What was this strange sensation that had seduced her out here? It was like a thirst. All her emotions had condensed. A need for some long-lost lover. A lament for a dead friend. But this was rare – this was calling for her… other state. She felt intoxicated by her urges and, within the minute, she began to collapse inwards, then fold out again into her spider form.
With one limb she pulled the door shut, then crawled up along the surface of the wall to the roof of the abattoir. There, she could read the world in a different manner, decipher these gentle vibrations of activity. The city always appeared thronging to her in this form, but some way in the distance she could sense something so alluring, so delicious, so essential that she could not prevent herself from scuttling as quickly as she could across the deserted nightscape.
*
Jeryd watched in slack-jawed awe as hundreds of tiny spiders bled from the city's architecture.

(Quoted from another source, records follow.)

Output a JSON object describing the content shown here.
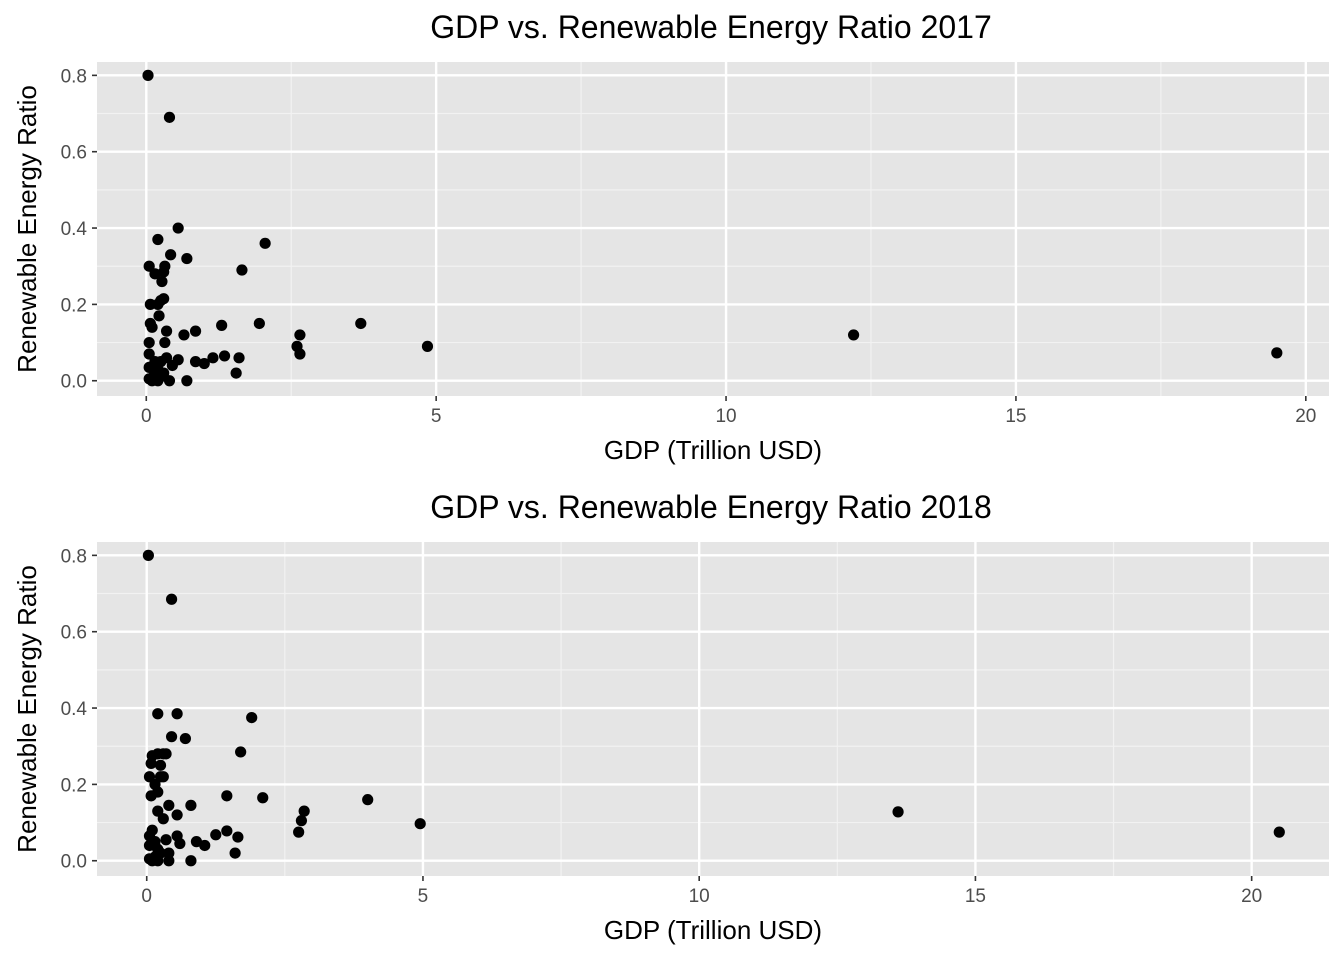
{
  "chart_data": [
    {
      "type": "scatter",
      "title": "GDP vs. Renewable Energy Ratio 2017",
      "xlabel": "GDP (Trillion USD)",
      "ylabel": "Renewable Energy Ratio",
      "xlim": [
        -0.85,
        20.4
      ],
      "ylim": [
        -0.04,
        0.835
      ],
      "xticks": [
        0,
        5,
        10,
        15,
        20
      ],
      "yticks": [
        0.0,
        0.2,
        0.4,
        0.6,
        0.8
      ],
      "xtick_labels": [
        "0",
        "5",
        "10",
        "15",
        "20"
      ],
      "ytick_labels": [
        "0.0",
        "0.2",
        "0.4",
        "0.6",
        "0.8"
      ],
      "grid": true,
      "background": "#e5e5e5",
      "point_color": "#000000",
      "series": [
        {
          "points": [
            [
              0.03,
              0.8
            ],
            [
              0.4,
              0.69
            ],
            [
              0.55,
              0.4
            ],
            [
              0.2,
              0.37
            ],
            [
              2.05,
              0.36
            ],
            [
              0.42,
              0.33
            ],
            [
              0.7,
              0.32
            ],
            [
              0.05,
              0.3
            ],
            [
              0.32,
              0.3
            ],
            [
              1.65,
              0.29
            ],
            [
              0.15,
              0.28
            ],
            [
              0.3,
              0.285
            ],
            [
              0.27,
              0.26
            ],
            [
              0.25,
              0.21
            ],
            [
              0.3,
              0.215
            ],
            [
              0.07,
              0.2
            ],
            [
              0.2,
              0.2
            ],
            [
              0.22,
              0.17
            ],
            [
              1.95,
              0.15
            ],
            [
              3.7,
              0.15
            ],
            [
              0.07,
              0.15
            ],
            [
              1.3,
              0.145
            ],
            [
              0.1,
              0.14
            ],
            [
              0.35,
              0.13
            ],
            [
              0.85,
              0.13
            ],
            [
              0.65,
              0.12
            ],
            [
              2.65,
              0.12
            ],
            [
              12.2,
              0.12
            ],
            [
              0.05,
              0.1
            ],
            [
              0.32,
              0.1
            ],
            [
              4.85,
              0.09
            ],
            [
              2.6,
              0.09
            ],
            [
              2.65,
              0.07
            ],
            [
              0.05,
              0.07
            ],
            [
              1.15,
              0.06
            ],
            [
              1.35,
              0.065
            ],
            [
              1.6,
              0.06
            ],
            [
              0.35,
              0.06
            ],
            [
              0.55,
              0.055
            ],
            [
              19.5,
              0.073
            ],
            [
              0.85,
              0.05
            ],
            [
              1.0,
              0.045
            ],
            [
              0.15,
              0.05
            ],
            [
              0.45,
              0.04
            ],
            [
              0.25,
              0.05
            ],
            [
              0.05,
              0.035
            ],
            [
              0.2,
              0.03
            ],
            [
              0.15,
              0.02
            ],
            [
              0.3,
              0.02
            ],
            [
              1.55,
              0.02
            ],
            [
              0.05,
              0.005
            ],
            [
              0.1,
              0.0
            ],
            [
              0.2,
              0.0
            ],
            [
              0.4,
              0.0
            ],
            [
              0.7,
              0.0
            ],
            [
              0.12,
              0.01
            ],
            [
              0.25,
              0.01
            ]
          ]
        }
      ]
    },
    {
      "type": "scatter",
      "title": "GDP vs. Renewable Energy Ratio 2018",
      "xlabel": "GDP (Trillion USD)",
      "ylabel": "Renewable Energy Ratio",
      "xlim": [
        -0.9,
        21.4
      ],
      "ylim": [
        -0.04,
        0.835
      ],
      "xticks": [
        0,
        5,
        10,
        15,
        20
      ],
      "yticks": [
        0.0,
        0.2,
        0.4,
        0.6,
        0.8
      ],
      "xtick_labels": [
        "0",
        "5",
        "10",
        "15",
        "20"
      ],
      "ytick_labels": [
        "0.0",
        "0.2",
        "0.4",
        "0.6",
        "0.8"
      ],
      "grid": true,
      "background": "#e5e5e5",
      "point_color": "#000000",
      "series": [
        {
          "points": [
            [
              0.03,
              0.8
            ],
            [
              0.45,
              0.685
            ],
            [
              0.55,
              0.385
            ],
            [
              0.2,
              0.385
            ],
            [
              1.9,
              0.375
            ],
            [
              0.45,
              0.325
            ],
            [
              0.7,
              0.32
            ],
            [
              1.7,
              0.285
            ],
            [
              0.1,
              0.275
            ],
            [
              0.2,
              0.28
            ],
            [
              0.3,
              0.28
            ],
            [
              0.35,
              0.28
            ],
            [
              0.08,
              0.255
            ],
            [
              0.25,
              0.25
            ],
            [
              0.05,
              0.22
            ],
            [
              0.25,
              0.22
            ],
            [
              0.3,
              0.22
            ],
            [
              0.15,
              0.2
            ],
            [
              0.2,
              0.18
            ],
            [
              0.08,
              0.17
            ],
            [
              1.45,
              0.17
            ],
            [
              2.1,
              0.165
            ],
            [
              4.0,
              0.16
            ],
            [
              0.4,
              0.145
            ],
            [
              0.8,
              0.145
            ],
            [
              13.6,
              0.128
            ],
            [
              2.85,
              0.13
            ],
            [
              0.2,
              0.13
            ],
            [
              0.55,
              0.12
            ],
            [
              0.3,
              0.11
            ],
            [
              2.8,
              0.105
            ],
            [
              4.95,
              0.097
            ],
            [
              2.75,
              0.075
            ],
            [
              0.1,
              0.08
            ],
            [
              1.45,
              0.078
            ],
            [
              1.25,
              0.068
            ],
            [
              1.65,
              0.062
            ],
            [
              0.05,
              0.065
            ],
            [
              0.55,
              0.065
            ],
            [
              20.5,
              0.075
            ],
            [
              0.35,
              0.055
            ],
            [
              0.9,
              0.05
            ],
            [
              1.05,
              0.04
            ],
            [
              0.15,
              0.05
            ],
            [
              0.6,
              0.045
            ],
            [
              0.05,
              0.04
            ],
            [
              0.2,
              0.03
            ],
            [
              0.25,
              0.02
            ],
            [
              0.4,
              0.02
            ],
            [
              1.6,
              0.02
            ],
            [
              0.05,
              0.005
            ],
            [
              0.1,
              0.0
            ],
            [
              0.2,
              0.0
            ],
            [
              0.4,
              0.0
            ],
            [
              0.8,
              0.0
            ],
            [
              0.15,
              0.01
            ]
          ]
        }
      ]
    }
  ]
}
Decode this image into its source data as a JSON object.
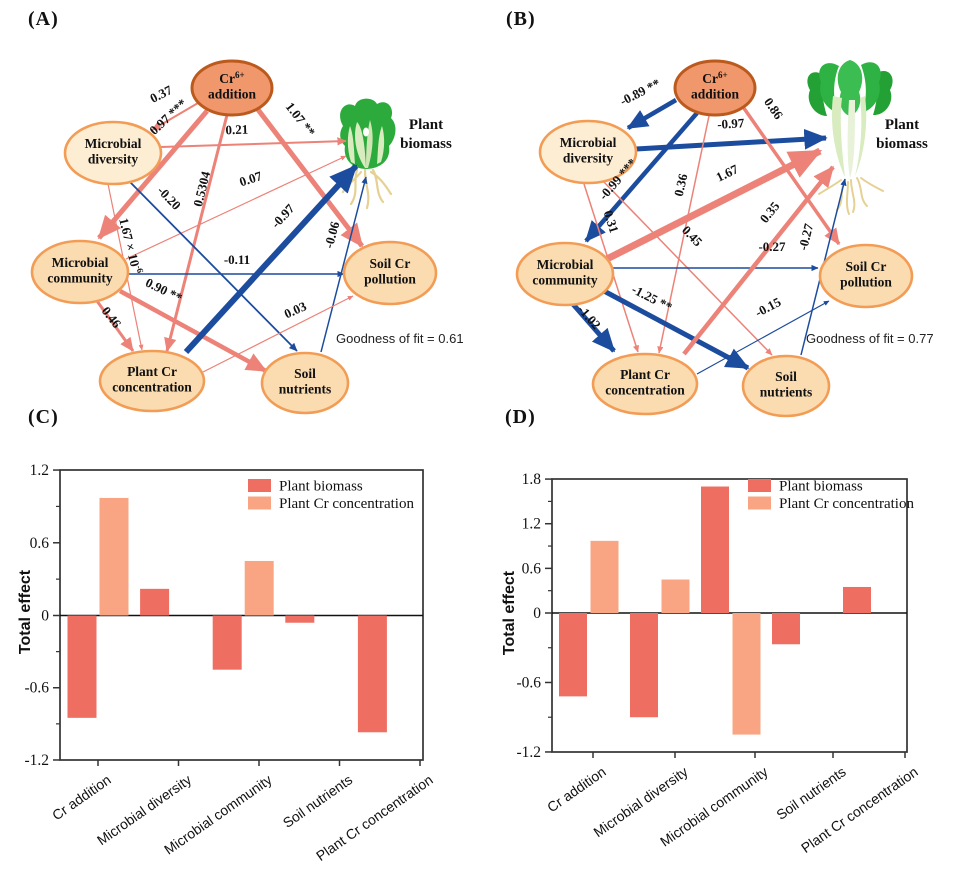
{
  "figure": {
    "panel_labels": {
      "a": "(A)",
      "b": "(B)",
      "c": "(C)",
      "d": "(D)"
    }
  },
  "colors": {
    "arrow_positive": "#ec8278",
    "arrow_negative": "#1c4c9e",
    "bar_plant_biomass": "#ee6e62",
    "bar_plant_cr": "#f9a583",
    "node_fill": "#fbdcb0",
    "node_fill_light": "#fdedd2",
    "node_stroke": "#f29c55",
    "cr_node_fill": "#f0976c",
    "cr_node_stroke": "#bc5a1e",
    "axis": "#333333",
    "leaf_green": "#2cab3c",
    "leaf_green_dark": "#1f9c30",
    "stalk_light": "#d8ecc0",
    "root_tan": "#e5d193"
  },
  "diagrams": [
    {
      "id": "A",
      "goodness_of_fit": "Goodness of fit = 0.61",
      "plant_caption": "Plant biomass",
      "nodes": [
        {
          "id": "crAdd",
          "lines": [
            "Cr{6+}",
            "addition"
          ],
          "style": "accent"
        },
        {
          "id": "micDiv",
          "lines": [
            "Microbial",
            "diversity"
          ],
          "style": "light"
        },
        {
          "id": "micCom",
          "lines": [
            "Microbial",
            "community"
          ],
          "style": "normal"
        },
        {
          "id": "plantCr",
          "lines": [
            "Plant Cr",
            "concentration"
          ],
          "style": "normal"
        },
        {
          "id": "soilNut",
          "lines": [
            "Soil",
            "nutrients"
          ],
          "style": "normal"
        },
        {
          "id": "soilCrPol",
          "lines": [
            "Soil Cr",
            "pollution"
          ],
          "style": "normal"
        }
      ],
      "edges": [
        {
          "from": "crAdd",
          "to": "micDiv",
          "label": "0.37",
          "color": "pos",
          "w": 2
        },
        {
          "from": "crAdd",
          "to": "micCom",
          "label": "0.97 ***",
          "color": "pos",
          "w": 5
        },
        {
          "from": "micDiv",
          "to": "plantBio",
          "label": "0.21",
          "color": "pos",
          "w": 2
        },
        {
          "from": "crAdd",
          "to": "soilCrPol",
          "label": "1.07 **",
          "color": "pos",
          "w": 5
        },
        {
          "from": "crAdd",
          "to": "plantCr",
          "label": "0.5304",
          "color": "pos",
          "w": 3
        },
        {
          "from": "micCom",
          "to": "plantBio",
          "label": "0.07",
          "color": "pos",
          "w": 1.2
        },
        {
          "from": "micDiv",
          "to": "soilNut",
          "label": "-0.20",
          "color": "neg",
          "w": 1.8
        },
        {
          "from": "micDiv",
          "to": "plantCr",
          "label": "1.67 × 10{-6}",
          "color": "pos",
          "w": 1.2
        },
        {
          "from": "micCom",
          "to": "soilCrPol",
          "label": "-0.11",
          "color": "neg",
          "w": 1.5
        },
        {
          "from": "micCom",
          "to": "soilNut",
          "label": "0.90 **",
          "color": "pos",
          "w": 4.5
        },
        {
          "from": "micCom",
          "to": "plantCr",
          "label": "0.46",
          "color": "pos",
          "w": 3
        },
        {
          "from": "plantCr",
          "to": "plantBio",
          "label": "-0.97",
          "color": "neg",
          "w": 6
        },
        {
          "from": "soilNut",
          "to": "plantBio",
          "label": "-0.06",
          "color": "neg",
          "w": 1.5
        },
        {
          "from": "plantCr",
          "to": "soilCrPol",
          "label": "0.03",
          "color": "pos",
          "w": 1.2
        }
      ]
    },
    {
      "id": "B",
      "goodness_of_fit": "Goodness of fit = 0.77",
      "plant_caption": "Plant biomass",
      "nodes": [
        {
          "id": "crAdd",
          "lines": [
            "Cr{6+}",
            "addition"
          ],
          "style": "accent"
        },
        {
          "id": "micDiv",
          "lines": [
            "Microbial",
            "diversity"
          ],
          "style": "light"
        },
        {
          "id": "micCom",
          "lines": [
            "Microbial",
            "community"
          ],
          "style": "normal"
        },
        {
          "id": "plantCr",
          "lines": [
            "Plant Cr",
            "concentration"
          ],
          "style": "normal"
        },
        {
          "id": "soilNut",
          "lines": [
            "Soil",
            "nutrients"
          ],
          "style": "normal"
        },
        {
          "id": "soilCrPol",
          "lines": [
            "Soil Cr",
            "pollution"
          ],
          "style": "normal"
        }
      ],
      "edges": [
        {
          "from": "crAdd",
          "to": "micDiv",
          "label": "-0.89 **",
          "color": "neg",
          "w": 4.5
        },
        {
          "from": "crAdd",
          "to": "micCom",
          "label": "-0.99 ***",
          "color": "neg",
          "w": 4.5
        },
        {
          "from": "micDiv",
          "to": "plantBio",
          "label": "-0.97",
          "color": "neg",
          "w": 5
        },
        {
          "from": "crAdd",
          "to": "soilCrPol",
          "label": "0.86",
          "color": "pos",
          "w": 3.5
        },
        {
          "from": "crAdd",
          "to": "plantCr",
          "label": "0.36",
          "color": "pos",
          "w": 1.5
        },
        {
          "from": "micCom",
          "to": "plantBio",
          "label": "1.67",
          "color": "pos",
          "w": 7
        },
        {
          "from": "micDiv",
          "to": "plantCr",
          "label": "0.31",
          "color": "pos",
          "w": 1.5
        },
        {
          "from": "micDiv",
          "to": "soilNut",
          "label": "0.45",
          "color": "pos",
          "w": 1.5
        },
        {
          "from": "micCom",
          "to": "soilCrPol",
          "label": "-0.27",
          "color": "neg",
          "w": 1.5
        },
        {
          "from": "micCom",
          "to": "soilNut",
          "label": "-1.25 **",
          "color": "neg",
          "w": 5
        },
        {
          "from": "micCom",
          "to": "plantCr",
          "label": "-1.02",
          "color": "neg",
          "w": 5
        },
        {
          "from": "plantCr",
          "to": "plantBio",
          "label": "0.35",
          "color": "pos",
          "w": 4.5
        },
        {
          "from": "soilNut",
          "to": "plantBio",
          "label": "-0.27",
          "color": "neg",
          "w": 1.5
        },
        {
          "from": "plantCr",
          "to": "soilCrPol",
          "label": "-0.15",
          "color": "neg",
          "w": 1.2
        }
      ]
    }
  ],
  "chart_data": [
    {
      "panel": "C",
      "type": "bar",
      "title": "",
      "xlabel": "",
      "ylabel": "Total effect",
      "ylim": [
        -1.2,
        1.2
      ],
      "yticks": [
        1.2,
        0.6,
        0,
        -0.6,
        -1.2
      ],
      "categories": [
        "Cr addition",
        "Microbial diversity",
        "Microbial community",
        "Soil nutrients",
        "Plant Cr concentration"
      ],
      "series": [
        {
          "name": "Plant biomass",
          "colorKey": "bar_plant_biomass",
          "values": [
            -0.85,
            0.22,
            -0.45,
            -0.06,
            -0.97
          ]
        },
        {
          "name": "Plant Cr concentration",
          "colorKey": "bar_plant_cr",
          "values": [
            0.97,
            null,
            0.45,
            null,
            null
          ]
        }
      ],
      "legend_position": "top-right-inside",
      "grid": false
    },
    {
      "panel": "D",
      "type": "bar",
      "title": "",
      "xlabel": "",
      "ylabel": "Total effect",
      "ylim": [
        -1.2,
        1.8
      ],
      "yticks": [
        1.8,
        1.2,
        0.6,
        0,
        -0.6,
        -1.2
      ],
      "categories": [
        "Cr addition",
        "Microbial diversity",
        "Microbial community",
        "Soil nutrients",
        "Plant Cr concentration"
      ],
      "series": [
        {
          "name": "Plant biomass",
          "colorKey": "bar_plant_biomass",
          "values": [
            -0.72,
            -0.9,
            1.7,
            -0.27,
            0.35
          ]
        },
        {
          "name": "Plant Cr concentration",
          "colorKey": "bar_plant_cr",
          "values": [
            0.97,
            0.45,
            -1.05,
            null,
            null
          ]
        }
      ],
      "legend_position": "top-right-inside",
      "grid": false
    }
  ]
}
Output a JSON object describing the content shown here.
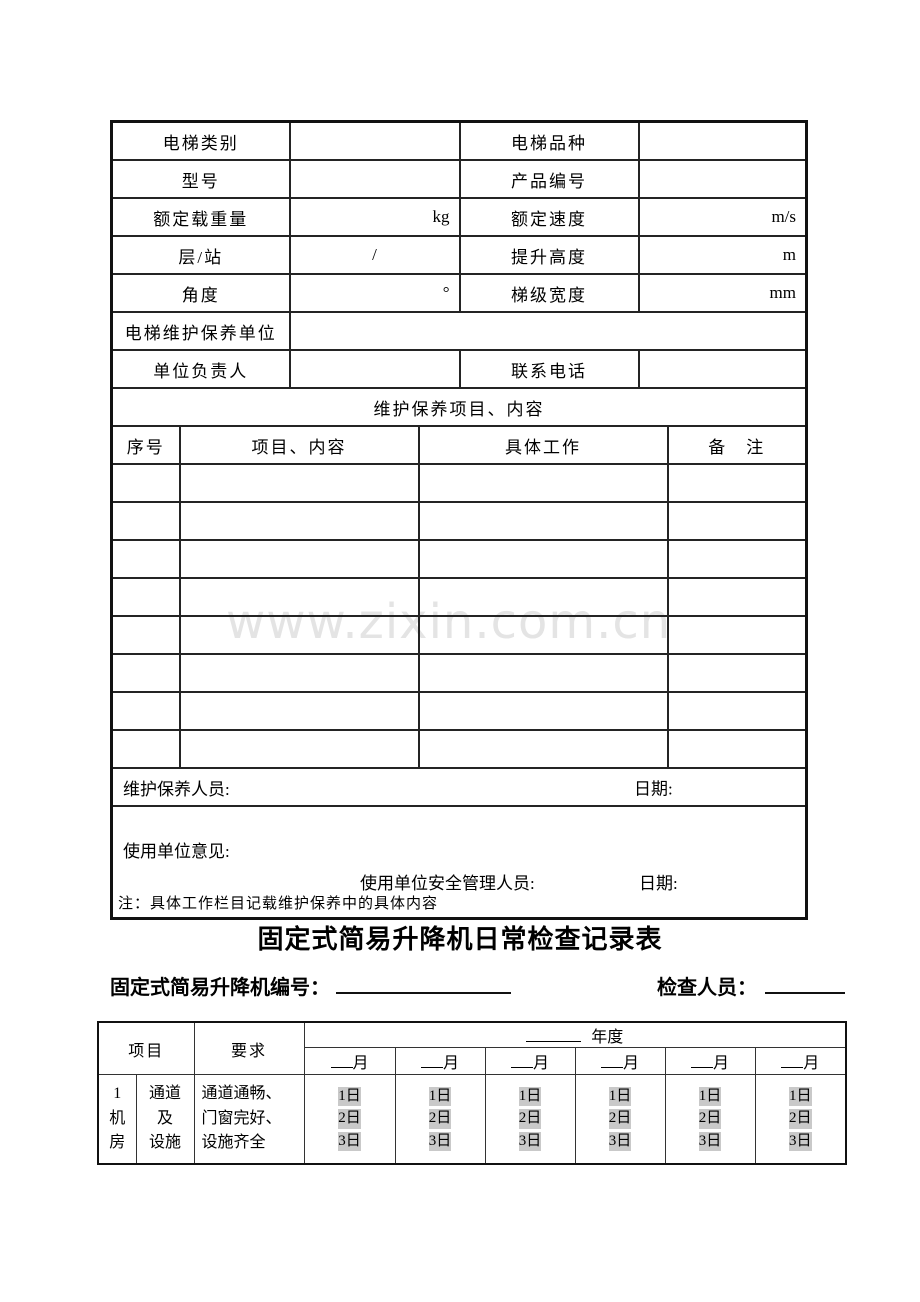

Out of habit he felt the need to jump on something to avoid them, but there was no way of escape up here. And this time… he felt no fear.
Black streams of arachnids centred on the Grey Hairs' relic, countless trickles and trails of tiny legs and bulbous torsos. As he gazed across the nearby rooftops he could see their massed progress gliding across the slick slate-crowned buildings, and they were coming from all directions. By now Jeryd had retreated well out of the way for fear of being smothered by them, but he did not feel anything like as petrified as he used to be.
Jeryd's nerves jittered from simply being present in this intensely surreal scene, from being surrounded by what seemed like all of the spiders in the Boreal Archipelago. Creatures that normally inhabited the dead regions of the city were gathering in one place – but he did not tremble, and felt only a fraction of that familiar tightness in his heart. All the time, though, he kept a lookout for the one monster, stealing glances between the buildings and wherever the moonlight failed to penetrate.
He untucked a blade from his boot and clutched it uncertainly; of what possible use could it be against this immense arachnid abomination? The Grey Hairs, by contrast, seemed thoroughly relaxed, as they slouched about in casual postures. Bellis turned to focus on him now and then with her hands resting on her hips. Jeryd simply nodded the answer for her unspoken question, Are you all right?